Raging Against the Machine
Electra (Mari Töröcsik) is filled with a long-simmering rage and she’s not afraid to let people know it. As she says in Miklós Jancsó‘s 1974 film Electra, My Love, “I was born to disturb men’s peace.”
Who could blame her? The current king of the land, Aegisthus (J¢szsef Madaras), murdered her father/his brother Agamemnon, the rightful king, usurped the throne, and cast out her brother Orestes (György Cserhalmi). That was all 15 years ago and just about everyone’s managed to erase the dirty little details from their collective consciousness, but Electra remembers. As she puts it, “I, Electra, who does not forget. While one person lives who doesn’t forget, no one can forget.”
Still, for Aegisthus and the rest of the population, the true story of Agamemnon’s death is best forgotten. It’s easier to believe the administration-approved version of events: the old king was a fool, burdening his people with a freedom they could not handle and failing to impose much-needed order on the land. It doesn’t matter that “order” is imposed violently and results in a repressive regime (a consistent image throughout the film shows naked commoners being herded around the landscape by the king’s whip-wielding men). Order is all. Says Aegisthus: “A ruler knows that to keep order in his kingdom, roads must be paved with skulls and walls plastered with cries. I don’t like blood, Electra. But it buys order…. People are content if they know what to fear.”
For Electra, this explanation doesn’t cut it. And for years after, she persists, hoping that Orestes will return and avenge their father’s death. Unfortunately, Orestes is nowhere to be seen through much of the film, leaving Electra and Aegisthus to circle around and around each other (in an increasingly wearying manner), holding forth on civic management.

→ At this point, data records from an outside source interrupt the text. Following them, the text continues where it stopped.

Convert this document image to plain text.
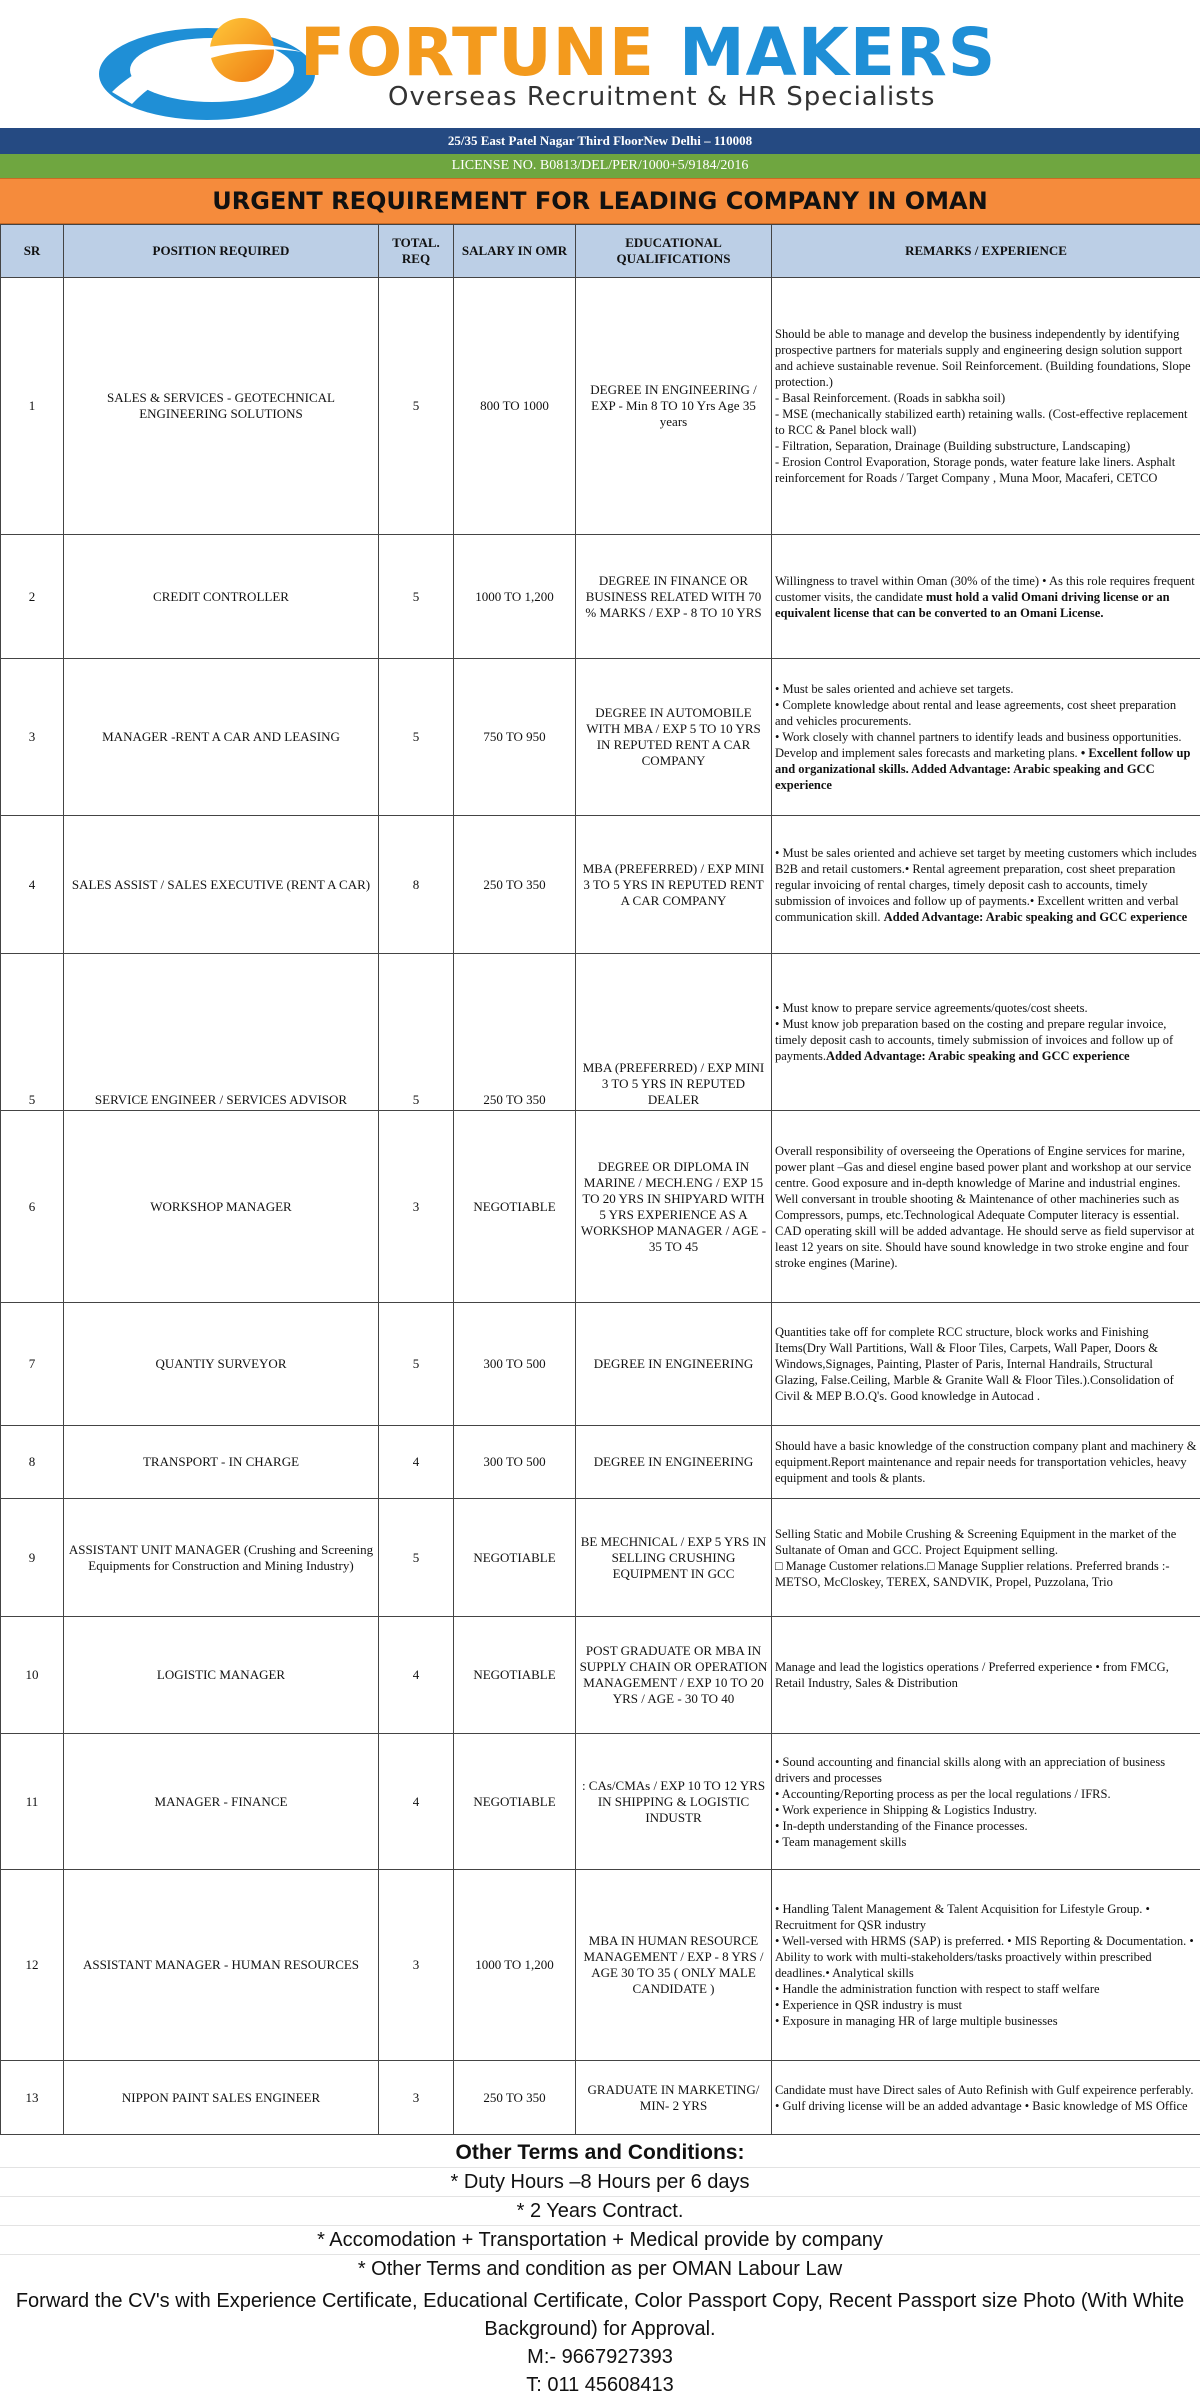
FORTUNE MAKERS
Overseas Recruitment & HR Specialists
25/35 East Patel Nagar Third FloorNew Delhi – 110008
LICENSE NO. B0813/DEL/PER/1000+5/9184/2016
URGENT REQUIREMENT FOR LEADING COMPANY IN OMAN
SR	POSITION REQUIRED	TOTAL. REQ	SALARY IN OMR	EDUCATIONAL QUALIFICATIONS	REMARKS / EXPERIENCE
1	SALES & SERVICES - GEOTECHNICAL ENGINEERING SOLUTIONS	5	800 TO 1000	DEGREE IN ENGINEERING / EXP - Min 8 TO 10 Yrs Age 35 years	Should be able to manage and develop the business independently by identifying prospective partners for materials supply and engineering design solution support and achieve sustainable revenue. Soil Reinforcement. (Building foundations, Slope protection.)
- Basal Reinforcement. (Roads in sabkha soil)
- MSE (mechanically stabilized earth) retaining walls. (Cost-effective replacement to RCC & Panel block wall)
- Filtration, Separation, Drainage (Building substructure, Landscaping)
- Erosion Control Evaporation, Storage ponds, water feature lake liners. Asphalt reinforcement for Roads / Target Company , Muna Moor, Macaferi, CETCO

2	CREDIT CONTROLLER	5	1000 TO 1,200	DEGREE IN FINANCE OR BUSINESS RELATED WITH 70 % MARKS / EXP - 8 TO 10 YRS	Willingness to travel within Oman (30% of the time) • As this role requires frequent customer visits, the candidate must hold a valid Omani driving license or an equivalent license that can be converted to an Omani License.
3	MANAGER -RENT A CAR AND LEASING	5	750 TO 950	DEGREE IN AUTOMOBILE WITH MBA / EXP 5 TO 10 YRS IN REPUTED RENT A CAR COMPANY	• Must be sales oriented and achieve set targets.
• Complete knowledge about rental and lease agreements, cost sheet preparation and vehicles procurements.
• Work closely with channel partners to identify leads and business opportunities. Develop and implement sales forecasts and marketing plans. • Excellent follow up and organizational skills. Added Advantage: Arabic speaking and GCC experience

4	SALES ASSIST / SALES EXECUTIVE (RENT A CAR)	8	250 TO 350	MBA (PREFERRED) / EXP MINI 3 TO 5 YRS IN REPUTED RENT A CAR COMPANY	• Must be sales oriented and achieve set target by meeting customers which includes B2B and retail customers.• Rental agreement preparation, cost sheet preparation regular invoicing of rental charges, timely deposit cash to accounts, timely submission of invoices and follow up of payments.• Excellent written and verbal communication skill. Added Advantage: Arabic speaking and GCC experience
5	SERVICE ENGINEER / SERVICES ADVISOR	5	250 TO 350	MBA (PREFERRED) / EXP MINI 3 TO 5 YRS IN REPUTED DEALER	• Must know to prepare service agreements/quotes/cost sheets.
• Must know job preparation based on the costing and prepare regular invoice, timely deposit cash to accounts, timely submission of invoices and follow up of payments.Added Advantage: Arabic speaking and GCC experience

6	WORKSHOP MANAGER	3	NEGOTIABLE	DEGREE OR DIPLOMA IN MARINE / MECH.ENG / EXP 15 TO 20 YRS IN SHIPYARD WITH 5 YRS EXPERIENCE AS A WORKSHOP MANAGER / AGE - 35 TO 45	Overall responsibility of overseeing the Operations of Engine services for marine, power plant –Gas and diesel engine based power plant and workshop at our service centre. Good exposure and in-depth knowledge of Marine and industrial engines. Well conversant in trouble shooting & Maintenance of other machineries such as Compressors, pumps, etc.Technological Adequate Computer literacy is essential. CAD operating skill will be added advantage. He should serve as field supervisor at least 12 years on site. Should have sound knowledge in two stroke engine and four stroke engines (Marine).
7	QUANTIY SURVEYOR	5	300 TO 500	DEGREE IN ENGINEERING	Quantities take off for complete RCC structure, block works and Finishing Items(Dry Wall Partitions, Wall & Floor Tiles, Carpets, Wall Paper, Doors & Windows,Signages, Painting, Plaster of Paris, Internal Handrails, Structural Glazing, False.Ceiling, Marble & Granite Wall & Floor Tiles.).Consolidation of Civil & MEP B.O.Q's. Good knowledge in Autocad .
8	TRANSPORT - IN CHARGE	4	300 TO 500	DEGREE IN ENGINEERING	Should have a basic knowledge of the construction company plant and machinery & equipment.Report maintenance and repair needs for transportation vehicles, heavy equipment and tools & plants.
9	ASSISTANT UNIT MANAGER (Crushing and Screening Equipments for Construction and Mining Industry)	5	NEGOTIABLE	BE MECHNICAL / EXP 5 YRS IN SELLING CRUSHING EQUIPMENT IN GCC	Selling Static and Mobile Crushing & Screening Equipment in the market of the Sultanate of Oman and GCC. Project Equipment selling.
□ Manage Customer relations.□ Manage Supplier relations. Preferred brands :- METSO, McCloskey, TEREX, SANDVIK, Propel, Puzzolana, Trio

10	LOGISTIC MANAGER	4	NEGOTIABLE	POST GRADUATE OR MBA IN SUPPLY CHAIN OR OPERATION MANAGEMENT / EXP 10 TO 20 YRS / AGE - 30 TO 40	Manage and lead the logistics operations / Preferred experience • from FMCG, Retail Industry, Sales & Distribution
11	MANAGER - FINANCE	4	NEGOTIABLE	: CAs/CMAs / EXP 10 TO 12 YRS IN SHIPPING & LOGISTIC INDUSTR	• Sound accounting and financial skills along with an appreciation of business drivers and processes
• Accounting/Reporting process as per the local regulations / IFRS.
• Work experience in Shipping & Logistics Industry.
• In-depth understanding of the Finance processes.
• Team management skills

12	ASSISTANT MANAGER - HUMAN RESOURCES	3	1000 TO 1,200	MBA IN HUMAN RESOURCE MANAGEMENT / EXP - 8 YRS / AGE 30 TO 35 ( ONLY MALE CANDIDATE )	• Handling Talent Management & Talent Acquisition for Lifestyle Group. • Recruitment for QSR industry
• Well-versed with HRMS (SAP) is preferred. • MIS Reporting & Documentation. • Ability to work with multi-stakeholders/tasks proactively within prescribed deadlines.• Analytical skills
• Handle the administration function with respect to staff welfare
• Experience in QSR industry is must
• Exposure in managing HR of large multiple businesses

13	NIPPON PAINT SALES ENGINEER	3	250 TO 350	GRADUATE IN MARKETING/ MIN- 2 YRS	Candidate must have Direct sales of Auto Refinish with Gulf expeirence perferably. • Gulf driving license will be an added advantage • Basic knowledge of MS Office
Other Terms and Conditions:
* Duty Hours –8 Hours per 6 days
* 2 Years Contract.
* Accomodation + Transportation + Medical provide by company
* Other Terms and condition as per OMAN Labour Law
Forward the CV's with Experience Certificate, Educational Certificate, Color Passport Copy, Recent Passport size Photo (With White Background) for Approval.
M:- 9667927393
T: 011 45608413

At heart a didactic film (concerned as it is with laying out its competing social visions), Electra drives its point home with an unfortunate degree of regularity: killing the lawful ruler (Agamemnon) is bad, willfully forgetting about it is bad, subjecting the people to tyrannical rule is bad, and (if you’re the “people”) rolling over and accepting the state of affairs is, well, bad. How many different ways can the protagonist say, “I, Electra, will not forget”? Okay, point taken. It doesn’t help that the dialogue is delivered in a sometimes mechanical fashion. Maybe the point is to problematize viewers’ reactions, a kind of Brechtian gesture towards deconstructing the “naturalistic” tendencies of film.
But this pay-off in self-reflexivity, if that’s what it is, just becomes annoying after about 30 minutes. Luckily, Jancsó manages to bring a bit of formal flair to the didactic regime. Considering it’s emotional subject matter (murder, tyranny, revenge, etc.) Electra is pleasantly reserved on the technical front. Jancsó used a meager 12 long-sequences in Electra, a decision that could have been disastrous (as in, turgid, slow, ponderous) if executed poorly. Jancsó camera-work is nimble, however, composed of fluid tracking shots and movements from long-shot to close-up and back again. It has an organic feel to it that’s in stark contrast to the acting style and delivery noted above.
Things get a bit mysterious and symbol-laden in the latter quarter of the film. Without giving away the ending, suffice it to say that it involves a red helicopter and revolvers, which is a bit strange given that until that point the film was happy enough to unfold in a pre-industrial age landscape of horses, knives and spears. Whatever inspired Jancsó to tack this sequence onto the end, the effect is to explode the film’s narrative trajectory, violently pulling the audience out of what was a gentle downswing towards a logical and traditional cinematic closure.
The sequence is a bit ridiculous and poetic at the same time, replete with a voiceover narrative extolling the virtues of perpetual revolution that would give even the most bureaucratic party apparatchik a bit of a rise. It’s a mix of (apparently) real reverence and over-the-top slapstick that’s contradictory to say the least, and not exactly palatable.
And perhaps that’s Jancsó‘s point. The film was directed and released in Hungary at a time when the Soviet Union, and the Soviet bloc in general, were in an imminent state of collapse. Contradiction was the order of the day - not least of which was the contradiction between the utopian party rhetoric and the realities of a repressive state system. One can imagine today that Electra‘s conclusion held a certain self-reflective relevance for the Hungarian audiences at the time.